5. Bauen Sie Ihre Finanzsysteme aus

Altsysteme waren nie als moderne Berichts-Engines konzipiert. Cloud-basierte Technik wurde im letzten Jahrzehnt entwickelt. Das Grundprinzip waren eine völlig neue Denkweise und Auffassung nicht nur von dem, was möglich war, sondern auch, was für den Erfolg von ERP-Plattformen erforderlich war.

6. Robustere Sicherheitsressourcen

Anbieter von Cloud-Lösungen verfügen über große Vollzeit-Teams, die sich rund um die Uhr ausschließlich der proaktiven Überwachung und Aktualisierung von Cloud-Sicherheitsproblemen und -bedrohungen widmen.

7. Gefragte Talente gewinnen

Die nächste Generation junger Arbeitnehmer ist mit nahtlos integrierter Technik aufgewachsen, die mobil, einfach zu bedienen und immer verfügbar ist. Ein Unternehmen, das sich weiterhin ausschließlich auf On Premises-Technik verlässt, kann, unabhängig vom Alter, keine Spitzenkräfte einstellen.

Treffen Sie mit Oracle Cloud ERP bessere Unternehmensentscheidungen

Video ansehen: Was ist Oracle Fusion Cloud ERP? (2:06)

Unternehmen hatten schon immer Schwierigkeiten damit, die hohen Kosten und die Komplexität des herkömmlichen ERP mit den Erfordernissen angepasster Funktionen und Flexibilität in Einklang zu bringen und gleichzeitig den geschäftlichen Anforderungen gerecht zu werden. Erfahren Sie, wie Oracle ERP Cloud vernetzte Teams, einheitliche Daten und Echtzeit-Einblicke ermöglicht, um Sie und Ihr Finanzteam dabei zu unterstützen, die besten Unternehmensentscheidungen zu treffen. Mit ERP als Service in der Cloud ist Ihr Unternehmen zukunftsfähig und dem Fortschritt einen Schritt voraus.

Erste Schritte mit ERP

Einer der Vorteile des SaaS-Modells ist, dass die Software mit den aktuellen Features, Funktionen und Best Practices auf dem neuesten Stand gehalten wird. Cloud- ERP-Anbieter bringen regelmäßig Updates (bei Oracle häufig monatlich) heraus. Das bedeutet, dass die neuesten und revolutionären Techniken – wie KI, digitale Assistenten, maschinelles Lernen, Blockchain, Augmented Reality und Internet of Things (IoT) – Abonnenten in regelmäßigen Abständen zur Verfügung stehen.

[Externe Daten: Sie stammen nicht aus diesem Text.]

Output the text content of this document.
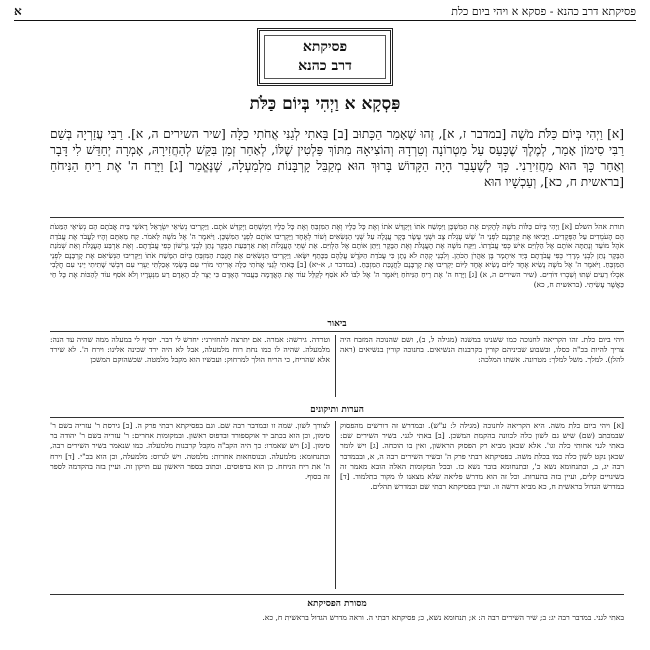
א	פסיקתא דרב כהנא - פסקא א ויהי ביום כלת
פסיקתא
דרב כהנא
פִּסְקָא א וַיְהִי בְּיוֹם כַּלֹּת

[א] וַיְהִי בְּיוֹם כַּלֹּת מֹשֶׁה [במדבר ז, א], זֶהוּ שֶׁאָמַר הַכָּתוּב [ב] בָּאתִי לְגַנִּי אֲחֹתִי כַלָּה [שיר השירים ה, א]. רַבִּי עֲזַרְיָה בְּשֵׁם רַבִּי סִימוֹן אָמַר, לְמֶלֶךְ שֶׁכָּעַס עַל מַטְרוֹנָה וְטֵרְדָהּ וְהוֹצִיאָהּ מִתּוֹךְ פַּלְטִין שֶׁלּוֹ, לְאַחַר זְמַן בִּקֵּשׁ לְהַחֲזִירָהּ, אָמְרָה יְחַדֵּשׁ לִי דָּבָר וְאַחַר כָּךְ הוּא מַחֲזִירֵנִי. כָּךְ לְשֶׁעָבַר הָיָה הַקָּדוֹשׁ בָּרוּךְ הוּא מְקַבֵּל קָרְבָּנוֹת מִלְמַעְלָה, שֶׁנֶּאֱמַר [ג] וַיָּרַח ה' אֶת רֵיחַ הַנִּיחֹחַ [בראשית ח, כא], וְעַכְשָׁיו הוּא

תורת אהל השלם [א] וַיְהִי בְּיוֹם כַּלּוֹת מֹשֶׁה לְהָקִים אֶת הַמִּשְׁכָּן וַיִּמְשַׁח אֹתוֹ וַיְקַדֵּשׁ אֹתוֹ וְאֶת כָּל כֵּלָיו וְאֶת הַמִּזְבֵּחַ וְאֶת כָּל כֵּלָיו וַיִּמְשָׁחֵם וַיְקַדֵּשׁ אֹתָם. וַיַּקְרִיבוּ נְשִׂיאֵי יִשְׂרָאֵל רָאשֵׁי בֵּית אֲבֹתָם הֵם נְשִׂיאֵי הַמַּטֹּת הֵם הָעֹמְדִים עַל הַפְּקֻדִים. וַיָּבִיאוּ אֶת קָרְבָּנָם לִפְנֵי ה' שֵׁשׁ עֶגְלֹת צָב וּשְׁנֵי עָשָׂר בָּקָר עֲגָלָה עַל שְׁנֵי הַנְּשִׂאִים וְשׁוֹר לְאֶחָד וַיַּקְרִיבוּ אוֹתָם לִפְנֵי הַמִּשְׁכָּן. וַיֹּאמֶר ה' אֶל מֹשֶׁה לֵּאמֹר. קַח מֵאִתָּם וְהָיוּ לַעֲבֹד אֶת עֲבֹדַת אֹהֶל מוֹעֵד וְנָתַתָּה אוֹתָם אֶל הַלְוִיִּם אִישׁ כְּפִי עֲבֹדָתוֹ. וַיִּקַּח מֹשֶׁה אֶת הָעֲגָלֹת וְאֶת הַבָּקָר וַיִּתֵּן אוֹתָם אֶל הַלְוִיִּם. אֵת שְׁתֵּי הָעֲגָלוֹת וְאֵת אַרְבַּעַת הַבָּקָר נָתַן לִבְנֵי גֵרְשׁוֹן כְּפִי עֲבֹדָתָם. וְאֵת אַרְבַּע הָעֲגָלֹת וְאֵת שְׁמֹנַת הַבָּקָר נָתַן לִבְנֵי מְרָרִי כְּפִי עֲבֹדָתָם בְּיַד אִיתָמָר בֶּן אַהֲרֹן הַכֹּהֵן. וְלִבְנֵי קְהָת לֹא נָתָן כִּי עֲבֹדַת הַקֹּדֶשׁ עֲלֵהֶם בַּכָּתֵף יִשָּׂאוּ. וַיַּקְרִיבוּ הַנְּשִׂאִים אֵת חֲנֻכַּת הַמִּזְבֵּחַ בְּיוֹם הִמָּשַׁח אֹתוֹ וַיַּקְרִיבוּ הַנְּשִׂיאִם אֶת קָרְבָּנָם לִפְנֵי הַמִּזְבֵּחַ. וַיֹּאמֶר ה' אֶל מֹשֶׁה נָשִׂיא אֶחָד לַיּוֹם נָשִׂיא אֶחָד לַיּוֹם יַקְרִיבוּ אֶת קָרְבָּנָם לַחֲנֻכַּת הַמִּזְבֵּחַ. (במדבר ז, א-יא) [ב] בָּאתִי לְגַנִּי אֲחֹתִי כַלָּה אָרִיתִי מוֹרִי עִם בְּשָׂמִי אָכַלְתִּי יַעְרִי עִם דִּבְשִׁי שָׁתִיתִי יֵינִי עִם חֲלָבִי אִכְלוּ רֵעִים שְׁתוּ וְשִׁכְרוּ דּוֹדִים. (שיר השירים ה, א) [ג] וַיָּרַח ה' אֶת רֵיחַ הַנִּיחֹחַ וַיֹּאמֶר ה' אֶל לִבּוֹ לֹא אֹסִף לְקַלֵּל עוֹד אֶת הָאֲדָמָה בַּעֲבוּר הָאָדָם כִּי יֵצֶר לֵב הָאָדָם רַע מִנְּעֻרָיו וְלֹא אֹסִף עוֹד לְהַכּוֹת אֶת כָּל חַי כַּאֲשֶׁר עָשִׂיתִי. (בראשית ח, כא)

ביאור

ויהי ביום כלת. זהו הקריאה לחנוכה כמו ששנינו במשנה (מגילה ל, ב), ושם שהנוכה המזבח היה צריך להיות בכ"ה כסלו, ובשבוע שביניהם קורין בקרבנות הנשיאים. בחנוכה קורין בנשיאים (ראה להלן). למלך. משל למלך: מטרונה. אשתו המלכה:

וטרדה. גירשה: אמרה. אם יתרצה להחזירני: יחדש לי דבר. יוסיף לי במעלה ממה שהיה עד הנה: מלמעלה. שהיה לו כמו נחת רוח מלמעלה, אבל לא היה ירד שכינה אלינו: וירח ה'. לא שירד אלא שהריח, כי הריח הולך למרחוק: ועכשיו הוא מקבל מלמטה. שכשהוקם המשכן

הערות ותיקונים

[א] ויהי ביום כלת משה. היא הקריאה לחנוכה (מגילה ל: ע"ש). ובמדרש זה דורשים מהפסוק שבמכתב (שם) שיש גם לשון כלה לכוונה בהקמת המשכן. [ב] באתי לגני. בשיר השירים שם: באתי לגני אחותי כלה וגו'. אלא שכאן מביא רק הפסוק הראשון, ואין בו הוכחה. [ג] ויש לומר שכאן נקט לשון כלה כמו בכלת משה. בפסיקתא רבתי פרק ה' ובשיר השירים רבה ה, א, ובבמדבר רבה יג, ב, ובתנחומא נשא כ', ובתנחומא בובר נשא כז. ובכל המקומות האלה הובא מאמר זה בשינויים קלים, ועיין בזה בהערות. וכל זה הוא מדרש פליאה שלא מצאנו לו מקור בתלמוד. [ד] במדרש הגדול בראשית ח, כא מביא דרשה זו. ועיין בפסיקתא רבתי שם ובמדרש תהלים.

לצורך לשון. שמה זו ובמדבר רבה שם. וגם בפסיקתא רבתי פרק ה. [ב] גירסת ר' עזריה בשם ר' סימון, וכן הוא בכתב יד אוקספורד ובדפוס ראשון. ובמקומות אחרים: ר' עזריה בשם ר' יהודה בר סימון. [ג] ויש שאמרו: כך היה הקב"ה מקבל קרבנות מלמעלה. כמו שנאמר בשיר השירים רבה, ובתנחומא: מלמעלה. ובנוסחאות אחרות: מלמטה. ויש לגרוס: מלמעלה, וכן הוא בכ"י. [ד] וירח ה' את ריח הניחח. כן הוא בדפוסים. וכתוב בספר היאשון עם תיקון זה. ועיין בזה בהקדמה לספר זה בסוף.

מסורת הפסיקתא

באתי לגני. במדבר רבה יג: ב; שיר השירים רבה ה: א; תנחומא נשא, כ; פסיקתא רבתי ה. וראה מדרש הגדול בראשית ח, כא.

Durch den Zugriff auf diese neuen Techniken können Unternehmen die Best Practices ihrer Geschäftsabläufe schnell verbessern, wenn sich die ERP-Software weiterentwickelt. Sie können Prozesse automatisieren, für die früher umfangreiche manuelle Eingriffe erforderlich waren, beispielsweise die Abstimmung der Finanzkonten. Darüber hinaus erhalten die Nutzer ein umfassendes Echtzeit-Verständnis der Geschäftsaktivitäten von Unternehmen, nicht nur im Front Office, sondern auch in Lagern, in Fabrikhallen und an allen anderen Standorten im gesamten Unternehmen. Dieses Wissen steht dann jedem entsprechenden Mitarbeiter auf seinen mobilen Geräten zur Verfügung, einschließlich Smartphones und Tablets.

Entwickelt für das digitale Zeitalter umfasst die heutige ERP-Cloud mobile, soziale, analytische und die neuesten Techniken. Alles andere wird ein Unternehmen nicht voranbringen.